アニメ音楽丸かじり(67)
遂に『アイマス』CDが本連載に初登場!
和田 穣
冲方丁の人気小説を原作にした『マルドゥック・スクランブル』の劇場第2弾となる『燃焼』が9月3日より公開された。公開初日にあわせて、キングレコードからサントラ盤がリリースされている。全28曲で45分の収録。なお、前作となる『圧縮』のサントラについては、以前の記事で詳しく紹介しているので、興味のある方はそちらも参照してほしい。
今回の映画は原作2巻を映像化したもので、カジノでのギャンブル対決を中心とした構成(CDのジャケットもルーレットをあしらったデザイン)だ。激しい銃撃戦やアクションが見せ場だった『圧縮』とはガラッと内容を変えている。音楽もそれに伴って作風が劇的に変化しており、ピアノやハープをフィーチャーした優美な音楽、耽美的な楽曲が多いのが特徴。CD1曲目の「The Prelude of Mardock Scramble The Second Combustion」は、フルートとピアノを用いたドビュッシー風の音楽で、『燃焼』を象徴する楽曲だ。
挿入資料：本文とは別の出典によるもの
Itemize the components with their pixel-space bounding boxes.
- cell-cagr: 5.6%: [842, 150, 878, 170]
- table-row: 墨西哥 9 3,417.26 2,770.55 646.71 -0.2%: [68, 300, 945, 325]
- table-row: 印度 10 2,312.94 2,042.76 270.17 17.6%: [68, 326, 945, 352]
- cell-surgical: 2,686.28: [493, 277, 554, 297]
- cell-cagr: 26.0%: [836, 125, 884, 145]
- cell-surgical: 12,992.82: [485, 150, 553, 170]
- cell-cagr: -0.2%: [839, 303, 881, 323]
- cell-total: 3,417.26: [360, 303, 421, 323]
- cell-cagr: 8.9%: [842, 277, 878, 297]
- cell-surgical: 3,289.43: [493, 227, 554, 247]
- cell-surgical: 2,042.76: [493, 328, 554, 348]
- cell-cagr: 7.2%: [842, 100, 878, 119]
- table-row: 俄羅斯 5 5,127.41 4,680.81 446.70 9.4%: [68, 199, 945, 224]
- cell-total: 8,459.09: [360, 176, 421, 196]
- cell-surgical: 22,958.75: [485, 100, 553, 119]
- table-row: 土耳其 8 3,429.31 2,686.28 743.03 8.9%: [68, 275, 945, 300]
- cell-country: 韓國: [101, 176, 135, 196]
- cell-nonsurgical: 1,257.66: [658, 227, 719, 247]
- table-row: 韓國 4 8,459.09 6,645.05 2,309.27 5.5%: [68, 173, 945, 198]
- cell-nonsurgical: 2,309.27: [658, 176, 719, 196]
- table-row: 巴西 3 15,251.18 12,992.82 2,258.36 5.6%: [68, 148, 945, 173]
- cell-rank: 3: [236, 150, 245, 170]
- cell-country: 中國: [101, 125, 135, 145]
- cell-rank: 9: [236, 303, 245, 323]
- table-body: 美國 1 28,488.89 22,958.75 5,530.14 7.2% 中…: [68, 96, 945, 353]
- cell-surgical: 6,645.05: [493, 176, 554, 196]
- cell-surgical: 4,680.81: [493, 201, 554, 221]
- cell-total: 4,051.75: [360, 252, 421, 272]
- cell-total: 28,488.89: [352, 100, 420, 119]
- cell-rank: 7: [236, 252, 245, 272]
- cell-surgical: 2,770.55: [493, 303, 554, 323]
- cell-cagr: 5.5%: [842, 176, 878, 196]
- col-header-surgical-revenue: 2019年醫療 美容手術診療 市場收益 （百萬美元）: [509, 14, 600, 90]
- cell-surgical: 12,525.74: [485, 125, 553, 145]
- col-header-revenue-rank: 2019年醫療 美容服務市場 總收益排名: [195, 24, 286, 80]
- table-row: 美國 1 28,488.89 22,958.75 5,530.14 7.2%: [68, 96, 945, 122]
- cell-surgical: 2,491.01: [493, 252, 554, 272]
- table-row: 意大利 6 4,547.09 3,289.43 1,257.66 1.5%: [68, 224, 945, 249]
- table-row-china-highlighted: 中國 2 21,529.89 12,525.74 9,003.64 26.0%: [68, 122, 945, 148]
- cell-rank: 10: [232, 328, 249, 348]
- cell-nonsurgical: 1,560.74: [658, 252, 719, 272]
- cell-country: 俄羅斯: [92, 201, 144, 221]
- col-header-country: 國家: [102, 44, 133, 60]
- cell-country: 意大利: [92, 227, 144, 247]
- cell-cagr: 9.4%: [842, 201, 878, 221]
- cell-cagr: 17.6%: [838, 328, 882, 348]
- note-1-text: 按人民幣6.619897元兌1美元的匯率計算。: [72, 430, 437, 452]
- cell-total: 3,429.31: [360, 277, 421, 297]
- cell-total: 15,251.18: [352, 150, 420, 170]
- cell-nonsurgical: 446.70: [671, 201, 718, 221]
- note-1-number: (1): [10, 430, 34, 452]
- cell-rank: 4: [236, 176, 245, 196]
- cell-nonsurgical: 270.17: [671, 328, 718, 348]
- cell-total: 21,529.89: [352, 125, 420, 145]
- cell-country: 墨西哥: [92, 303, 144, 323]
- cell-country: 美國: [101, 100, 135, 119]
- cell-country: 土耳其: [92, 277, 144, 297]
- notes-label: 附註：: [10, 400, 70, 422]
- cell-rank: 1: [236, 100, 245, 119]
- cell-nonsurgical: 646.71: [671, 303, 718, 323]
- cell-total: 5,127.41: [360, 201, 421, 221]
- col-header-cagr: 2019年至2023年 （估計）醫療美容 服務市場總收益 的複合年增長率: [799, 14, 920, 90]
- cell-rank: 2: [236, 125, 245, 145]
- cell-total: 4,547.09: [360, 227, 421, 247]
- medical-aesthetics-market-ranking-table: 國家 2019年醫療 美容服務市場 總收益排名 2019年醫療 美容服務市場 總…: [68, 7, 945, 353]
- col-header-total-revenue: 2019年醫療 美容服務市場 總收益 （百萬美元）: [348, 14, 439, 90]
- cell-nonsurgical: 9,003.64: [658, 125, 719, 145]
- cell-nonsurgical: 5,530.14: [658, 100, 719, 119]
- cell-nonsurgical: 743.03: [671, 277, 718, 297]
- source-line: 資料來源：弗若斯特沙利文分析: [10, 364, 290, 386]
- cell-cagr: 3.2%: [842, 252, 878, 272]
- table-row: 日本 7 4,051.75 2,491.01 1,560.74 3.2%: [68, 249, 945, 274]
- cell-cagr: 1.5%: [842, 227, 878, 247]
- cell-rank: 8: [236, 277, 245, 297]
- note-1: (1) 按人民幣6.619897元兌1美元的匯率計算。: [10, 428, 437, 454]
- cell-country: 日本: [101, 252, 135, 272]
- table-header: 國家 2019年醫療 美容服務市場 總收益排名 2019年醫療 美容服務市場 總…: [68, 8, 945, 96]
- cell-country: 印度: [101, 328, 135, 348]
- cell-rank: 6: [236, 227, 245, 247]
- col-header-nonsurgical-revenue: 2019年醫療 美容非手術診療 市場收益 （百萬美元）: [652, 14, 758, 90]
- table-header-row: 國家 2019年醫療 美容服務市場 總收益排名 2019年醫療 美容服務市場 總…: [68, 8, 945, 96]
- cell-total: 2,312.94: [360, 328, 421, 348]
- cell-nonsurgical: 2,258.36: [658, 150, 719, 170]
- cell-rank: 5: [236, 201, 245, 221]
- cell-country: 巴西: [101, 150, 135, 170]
ハープとストリングスによる美しい6曲目「Rakuen」は、『燃焼』の見せ場のひとつである「楽園」シーンにおけるテーマ曲。原作発表時からそのイマジネーション豊かな情景描写が話題となり、ファンの間で映像化が期待されていた部分だ。その出来映えのほどは、ぜひスクリーンで確認してほしい。ちなみに、注目の主題歌は前作に引き続き本田美奈子による『アヴェ・マリア for Balot』を採用している。
人気コンテンツながら、ゲーム関連ということでこれまでこの連載で取り上げる機会のなかった『THE IDOLM@STER』。僕はXbox360版を何周もプレイしてきたファン(伊織・亜美派)なので、残念に思っていた。しかし7月から晴れてアニメ化を果たし、作画もハイクオリティでなかなか好評のようだ。大手を振って9月7日にリリースされた新作CD「THE IDOLM@STER ANIM@TION MASTER 02」を紹介できる。
本盤はTVアニメ第1話〜第5話までの主題歌、挿入歌、BGMをまとめたアルバム。アニメ版『アイマス』では各話の見せ場で歌が流れるので、このようなCDを期待していたファンも多かっただろう。タイトルこそ「ANIM@TION MASTER 02」となっているが、「01」はオープニング主題歌「READY!!」のシングル盤となっているため、この構成のCDは本盤が初めてとなる。
内容をざっと紹介しよう。まずは歌ものだが、主題歌「READY!!」のTVサイズと、第1話から「The world is all one !!(M@STER VERSION)」(リミックス)。第2話からは「私はアイドル(M@STER VERSION)」(既発)と「ポジティブ!(M@STER VERSION)」(歌を新録、リミックス)。第3話からは「ALRIGHT*」「First Stage(M@STER VERSION)」(いずれも歌を新録)。第4話からは「乙女よ大志を抱け!!」(既発)、「蒼い鳥(M@STER VERSION)〜TV ARRANGE〜」(歌を新録)。そして第5話からは「神SUMMER!!」(新曲)、「MOONY」(新曲)となっている。
完全な新曲こそ2曲のみだが、大半のトラックがリミックスや歌の新録でリニューアルされており、ファンの購買意欲をくすぐる内容だ。アニメから『アイマス』を知った方には、入門編としてもぴったり。萩原雪歩は声優が交代したこともあり、歌がすべて録り直されているため要チェックだろう。
BGMは元バンダイナムコゲームスの高田龍一が担当。12曲が収録されているのだが、うち4曲がゲーム版BGMから引用してきたところが面白い。ゲーム版に親しんだファンにとっては耳に馴染んだ曲ばかりで、より作品世界に没入できるだろう。「i」のピアノインスト版もBGMとして用いられている。